Giammarinaro a sentire il collaboratore di giustizia calabrese avrebbe avuto un “cerchio magico”: dentro c’erano i Messina Denaro. “Mi presentarono un commercialista di Castelvetrano mi dissero che lui era il cognato di Matteo Messina Denaro (potrebbe trattarsi di Michele Alagna ndr), lui si occupava dei conti…”. Un commercialista che sarebbe stato in “affari” anche con altri imprenditori come Giovanni Savalle (ex super manager del resort mazarese I Giardini di Costanza, poi fallito, e il cui nome compare anche citato negli atti dell’indagine di Firenzenei riguardi dell’imprenditore Andrea Bulgarella nonchpè in un rapporto della Dia di Napoli su appalti a Pompei ndr) e Carmelo Patti che Fondacaro ha detto di avere incontrato: il patron di Valtur, Patti per l’appunto, in quella occasione avrebbe svelato i suoi interessi per l’eolico in combutta con l’imprenditore alcamese Vito Nicastri.

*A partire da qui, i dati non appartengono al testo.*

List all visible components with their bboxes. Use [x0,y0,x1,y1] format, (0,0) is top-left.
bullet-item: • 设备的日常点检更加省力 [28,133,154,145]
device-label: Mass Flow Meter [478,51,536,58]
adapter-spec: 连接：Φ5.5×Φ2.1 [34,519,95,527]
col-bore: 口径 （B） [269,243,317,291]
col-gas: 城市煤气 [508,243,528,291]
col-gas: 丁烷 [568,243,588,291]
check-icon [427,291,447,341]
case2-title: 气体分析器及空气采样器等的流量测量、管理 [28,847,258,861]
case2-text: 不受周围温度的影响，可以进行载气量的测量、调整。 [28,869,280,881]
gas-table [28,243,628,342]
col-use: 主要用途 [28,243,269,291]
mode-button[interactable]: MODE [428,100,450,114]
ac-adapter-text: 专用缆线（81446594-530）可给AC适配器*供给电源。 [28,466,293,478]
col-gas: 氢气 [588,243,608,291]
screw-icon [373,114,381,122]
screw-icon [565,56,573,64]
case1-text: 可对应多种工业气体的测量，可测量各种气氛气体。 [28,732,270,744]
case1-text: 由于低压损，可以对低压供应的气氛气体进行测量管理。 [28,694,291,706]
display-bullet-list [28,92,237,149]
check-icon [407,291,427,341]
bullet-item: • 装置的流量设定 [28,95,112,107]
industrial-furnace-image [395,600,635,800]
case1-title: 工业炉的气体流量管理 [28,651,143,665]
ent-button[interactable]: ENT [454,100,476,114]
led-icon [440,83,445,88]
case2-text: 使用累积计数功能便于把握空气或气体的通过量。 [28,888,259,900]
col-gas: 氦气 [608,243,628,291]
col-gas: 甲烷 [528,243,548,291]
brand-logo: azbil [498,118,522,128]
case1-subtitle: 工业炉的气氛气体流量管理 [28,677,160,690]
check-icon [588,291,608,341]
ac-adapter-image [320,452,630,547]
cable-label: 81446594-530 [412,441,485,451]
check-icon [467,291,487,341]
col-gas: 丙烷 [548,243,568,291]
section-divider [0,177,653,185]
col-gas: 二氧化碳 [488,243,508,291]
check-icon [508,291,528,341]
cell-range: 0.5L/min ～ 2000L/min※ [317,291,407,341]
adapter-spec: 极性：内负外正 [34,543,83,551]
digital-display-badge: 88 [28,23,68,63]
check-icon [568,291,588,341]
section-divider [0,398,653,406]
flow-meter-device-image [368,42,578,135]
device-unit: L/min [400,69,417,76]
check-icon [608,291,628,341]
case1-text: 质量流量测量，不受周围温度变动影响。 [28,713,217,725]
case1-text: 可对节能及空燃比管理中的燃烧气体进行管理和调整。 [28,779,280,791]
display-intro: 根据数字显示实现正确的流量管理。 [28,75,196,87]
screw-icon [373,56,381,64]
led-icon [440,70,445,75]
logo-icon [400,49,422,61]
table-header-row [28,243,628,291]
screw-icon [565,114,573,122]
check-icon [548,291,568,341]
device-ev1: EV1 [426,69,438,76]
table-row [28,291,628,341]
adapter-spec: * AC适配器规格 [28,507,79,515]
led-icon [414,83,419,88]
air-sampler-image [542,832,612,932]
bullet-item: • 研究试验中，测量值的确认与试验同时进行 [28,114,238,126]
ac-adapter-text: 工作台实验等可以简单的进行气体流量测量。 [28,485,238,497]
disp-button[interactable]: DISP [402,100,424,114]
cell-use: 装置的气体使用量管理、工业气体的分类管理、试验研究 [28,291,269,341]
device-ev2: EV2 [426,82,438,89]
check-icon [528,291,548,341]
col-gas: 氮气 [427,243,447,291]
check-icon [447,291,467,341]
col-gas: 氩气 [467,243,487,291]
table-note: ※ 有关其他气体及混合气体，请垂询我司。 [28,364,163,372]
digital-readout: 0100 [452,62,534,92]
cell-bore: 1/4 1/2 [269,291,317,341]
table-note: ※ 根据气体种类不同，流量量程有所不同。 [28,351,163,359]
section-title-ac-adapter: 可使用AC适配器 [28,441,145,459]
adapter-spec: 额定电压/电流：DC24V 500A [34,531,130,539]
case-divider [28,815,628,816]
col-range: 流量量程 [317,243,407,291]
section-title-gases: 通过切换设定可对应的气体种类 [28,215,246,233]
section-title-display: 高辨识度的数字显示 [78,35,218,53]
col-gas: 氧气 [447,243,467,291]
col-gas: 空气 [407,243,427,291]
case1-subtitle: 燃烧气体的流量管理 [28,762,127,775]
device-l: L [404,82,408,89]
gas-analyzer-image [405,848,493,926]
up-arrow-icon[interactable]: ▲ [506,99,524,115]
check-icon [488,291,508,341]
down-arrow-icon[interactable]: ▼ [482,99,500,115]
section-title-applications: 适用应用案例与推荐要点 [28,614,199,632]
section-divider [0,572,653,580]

Da uomo “potente” dell’area grigia della ndragheta, Fondacaro presto stesso ruolo avrebbe assunto dentro Cosa nostra, per queste ragioni frequentava la cerchia di Matteo Messina Denaro. Fondacaro ha svelato un fatto particolarmente clamorso. Sanità e delitti. Fondacaro ha dato ai pm la possibile spiegazione del delitto di un infermiere, Salvatore Capizzo, ucciso a Mazara l’1 ottobre del 1992. Un omicidio rimasto irrisolto. Capizzo era prestanome di Giammarinaro. “Fu ucciso perchè si opponeva alla vendita voluta da Giammarinaro della convenzione in possesso della clinica che gestiva a Mazara. Giammarinaro voleva cedere il titolo ad una società di Bagheria (Palermo) in cui erano interessati il dottore Aiello (il medico di Bagheria condannato per mafia ndr) Totò Cuffaro, Nino Dina e i nipoti dell’ex procuratore Giammanco”. Infine, mafia e politica. Fondacaro ha raccontato delle convention elettorali organizzate dall’on. Giammarinaro: ad un paio di queste occasioni elettorali Fondacaro ha riferito di avere visto presente Gaetano Riina, “il nano” così era appellato, fratello del più ben noto Totò, il capo dei capi di Cosa nostra.